Obstruction during sleep is the result of a complex cascade. During inspiration, upper (pharynx) and lower (chest wall and diaphragm) airway muscles are activated. The lower airway muscles create a negative intraluminal force balanced by upper airway muscles that stiffen and dilate the airway. Increases in negative airway pressure or loss of muscle dilation will obstruct the airway. In sleep-disordered breathing both occur. Increased upper airway resistance leads to more negative intraluminal pressure and activation of upper airway dilator muscles is delayed or decreased. During expiration, positive pressure forces dilate the airway, and upper airway muscle tone is reduced. If the balance is unfavorable and the effects of tissue mass are not compensated, collapse and obstruction occur.
The tipping point for apnea is poorly understood, but is likely initiated by passive expiratory collapse. It is this collapse that triggers the dynamic events during inspiration. Without passive airway collapse, the cascade of progressive inspiratory flow limitation, increased negative luminal pressure and increased upper airway resistance may be aborted. If adequate airway size is maintained during expiration, inspiratory obstruction is prevented.

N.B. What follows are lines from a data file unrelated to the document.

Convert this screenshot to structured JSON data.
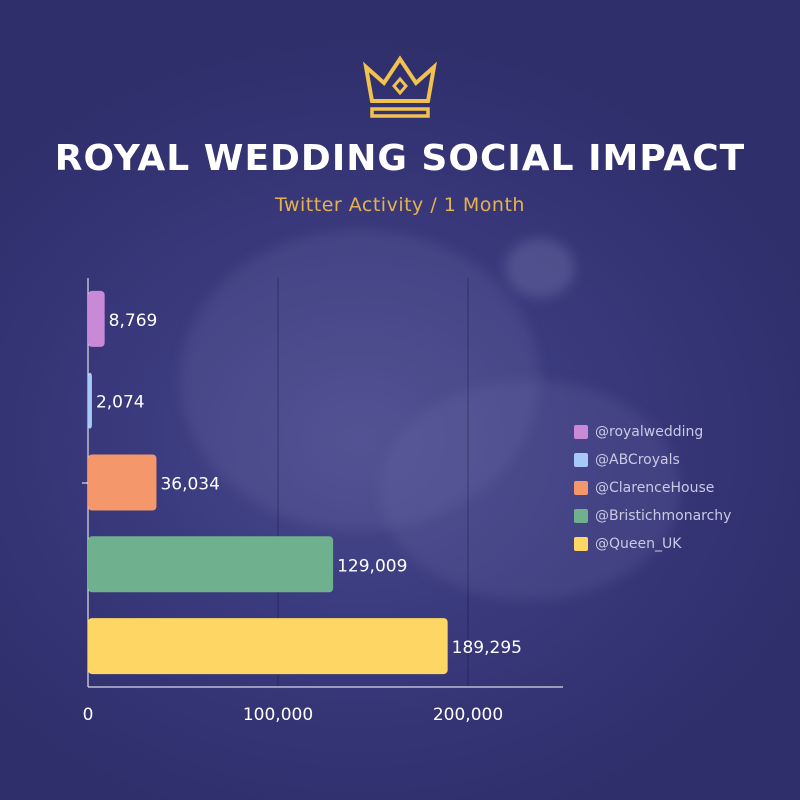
{
  "header": {
    "title": "ROYAL WEDDING SOCIAL IMPACT",
    "subtitle": "Twitter Activity / 1 Month",
    "icon": "crown-icon"
  },
  "colors": {
    "background": "#35357a",
    "title": "#ffffff",
    "subtitle": "#e6b24e",
    "crown": "#f2c14e",
    "axis": "#ffffff",
    "label_text": "#ffffff"
  },
  "chart_data": {
    "type": "bar",
    "orientation": "horizontal",
    "categories": [
      "@royalwedding",
      "@ABCroyals",
      "@ClarenceHouse",
      "@Bristichmonarchy",
      "@Queen_UK"
    ],
    "values": [
      8769,
      2074,
      36034,
      129009,
      189295
    ],
    "value_labels": [
      "8,769",
      "2,074",
      "36,034",
      "129,009",
      "189,295"
    ],
    "colors": [
      "#c88ad6",
      "#a8c8f8",
      "#f4976a",
      "#6fb08e",
      "#fdd663"
    ],
    "xlim": [
      0,
      250000
    ],
    "xticks": [
      0,
      100000,
      200000
    ],
    "xtick_labels": [
      "0",
      "100,000",
      "200,000"
    ],
    "grid": true,
    "legend": "right",
    "legend_entries": [
      "@royalwedding",
      "@ABCroyals",
      "@ClarenceHouse",
      "@Bristichmonarchy",
      "@Queen_UK"
    ]
  }
}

Since during expiration the largest decreases in airway size occur in the hypopharynx, treatment of this segment may be critical for most if not all individuals with sleep-disordered breathing. The tongue suspension procedure was conceived as a means of providing an extraluminal dilating force to the lower pharyngeal airway in contrast to nasal Continuous Positive Airway Pressure (CPAP) which is an intraluminal dilating force. This is accomplished by passing a submucosal suture into the posterior midline tongue. The suture prevents passive collapse while not interfering with anterior and superior tongue movements which are involved with swallowing and speech. Placement is directed towards the level of the foramen cecum (Fig. 42.1).

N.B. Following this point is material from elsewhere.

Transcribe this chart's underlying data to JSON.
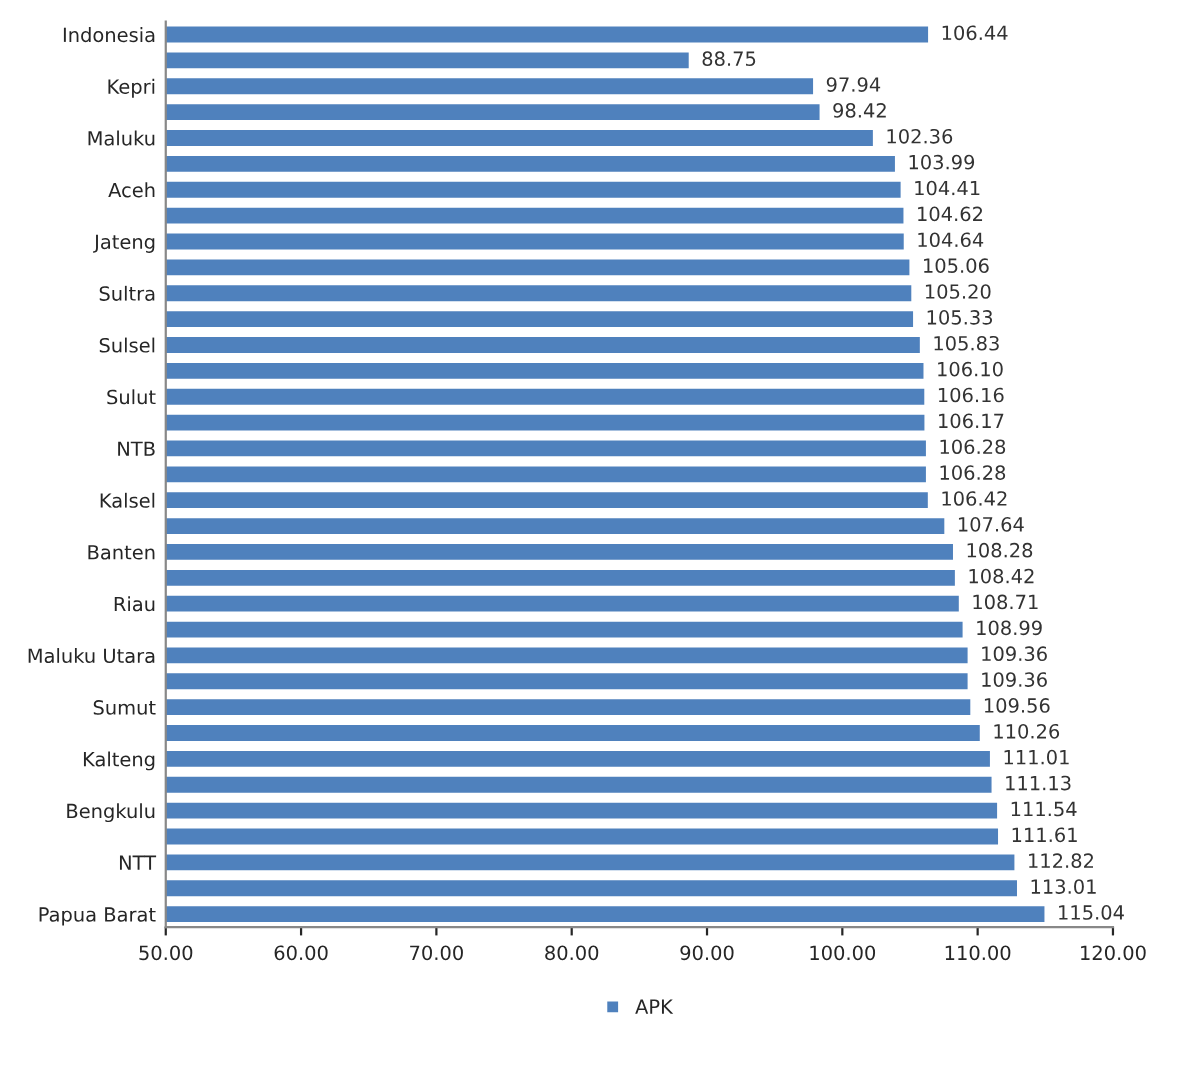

The procedure is performed under general or local anesthesia. Local anesthesia requires an external approach. Technically, the procedure may be combined with other pharyngeal procedures. Due to tethering and edema of the tongue, this procedure may augment the pain and dysphagia of other procedures. Benefits of combined procedures must be balanced with risks of increased perioperative morbidity and increased side effects. Using the procedure as an isolated intervention is recommended until clinical experience is adequate. Since a foreign body is placed, preoperative broad-spectrum antibiotics to cover and intraoral closed wound are given Decadron 10 mg reduces tongue pain and swelling and postoperative nausea. Intubation may be oral or nasal depending on the surgeon’s experience and preference. With oral intubation, care must be taken to protect the endotracheal tube from damage or displacement. The oral cavity is prepped with antibacterial solutions such as chlorhexidine oral solution. Exposure is facilitated by using a shoulder roll. Local anesthesia is infused into the anterior midline floor of mouth anterior to Wharton’s ducts.

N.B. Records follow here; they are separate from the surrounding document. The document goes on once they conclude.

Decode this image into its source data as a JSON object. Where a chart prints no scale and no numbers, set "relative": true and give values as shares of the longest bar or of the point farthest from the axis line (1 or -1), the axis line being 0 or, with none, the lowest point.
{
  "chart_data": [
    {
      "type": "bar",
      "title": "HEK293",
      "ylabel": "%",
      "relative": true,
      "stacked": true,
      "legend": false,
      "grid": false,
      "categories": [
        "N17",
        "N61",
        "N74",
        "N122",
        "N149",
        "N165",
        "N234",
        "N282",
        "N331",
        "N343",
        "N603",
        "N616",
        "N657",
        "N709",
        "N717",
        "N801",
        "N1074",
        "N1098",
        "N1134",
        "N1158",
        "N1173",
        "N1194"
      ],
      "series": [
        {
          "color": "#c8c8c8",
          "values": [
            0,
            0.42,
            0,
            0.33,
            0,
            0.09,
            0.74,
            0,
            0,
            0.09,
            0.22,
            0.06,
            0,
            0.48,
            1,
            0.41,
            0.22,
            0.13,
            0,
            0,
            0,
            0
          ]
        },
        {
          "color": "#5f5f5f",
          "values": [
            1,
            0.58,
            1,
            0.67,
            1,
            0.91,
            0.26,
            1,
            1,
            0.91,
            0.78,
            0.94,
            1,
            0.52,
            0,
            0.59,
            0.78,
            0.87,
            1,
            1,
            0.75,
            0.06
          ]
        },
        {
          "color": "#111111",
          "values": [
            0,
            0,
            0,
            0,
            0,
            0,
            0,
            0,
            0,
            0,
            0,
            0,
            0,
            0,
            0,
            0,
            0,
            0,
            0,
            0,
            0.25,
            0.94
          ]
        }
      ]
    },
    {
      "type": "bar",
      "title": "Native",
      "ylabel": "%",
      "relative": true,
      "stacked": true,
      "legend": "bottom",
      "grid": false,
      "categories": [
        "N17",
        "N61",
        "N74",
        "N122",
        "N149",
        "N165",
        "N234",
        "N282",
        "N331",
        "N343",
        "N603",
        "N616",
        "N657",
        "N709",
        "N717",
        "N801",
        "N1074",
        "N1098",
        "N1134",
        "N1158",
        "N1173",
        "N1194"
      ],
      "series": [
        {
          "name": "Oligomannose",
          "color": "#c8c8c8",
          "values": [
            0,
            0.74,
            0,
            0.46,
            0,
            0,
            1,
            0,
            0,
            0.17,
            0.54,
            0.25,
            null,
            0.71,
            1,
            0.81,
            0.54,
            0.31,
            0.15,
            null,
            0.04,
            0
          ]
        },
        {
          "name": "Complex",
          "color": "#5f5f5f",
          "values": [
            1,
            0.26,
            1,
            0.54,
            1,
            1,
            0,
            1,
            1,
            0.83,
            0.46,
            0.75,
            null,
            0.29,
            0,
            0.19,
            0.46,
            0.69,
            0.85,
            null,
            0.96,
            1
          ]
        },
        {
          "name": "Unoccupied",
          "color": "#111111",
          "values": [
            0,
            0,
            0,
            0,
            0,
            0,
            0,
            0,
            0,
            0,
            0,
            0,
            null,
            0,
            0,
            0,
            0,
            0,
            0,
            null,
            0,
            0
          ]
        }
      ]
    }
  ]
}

When performing the intraoral approach, an intraoral incision is made posterior to the salivary papillae (Fig. 42.2). The incision should be generous. An excessively long linear incision is easily closed with excellent healing. An incision too small for the device may result in mucosal tearing that may damage the papillae and create an intraoral scar. If an external incision is used an incision is made 1cm posterior to the gnathion in a convenient skin crease or shadow.
Fig. 42.2 Placement of intraoral incision is shown. The midline incision should be generous in length to avoid trauma and possible tearing of mucosa. Alternatively, an extraoral approach may be performed (not shown).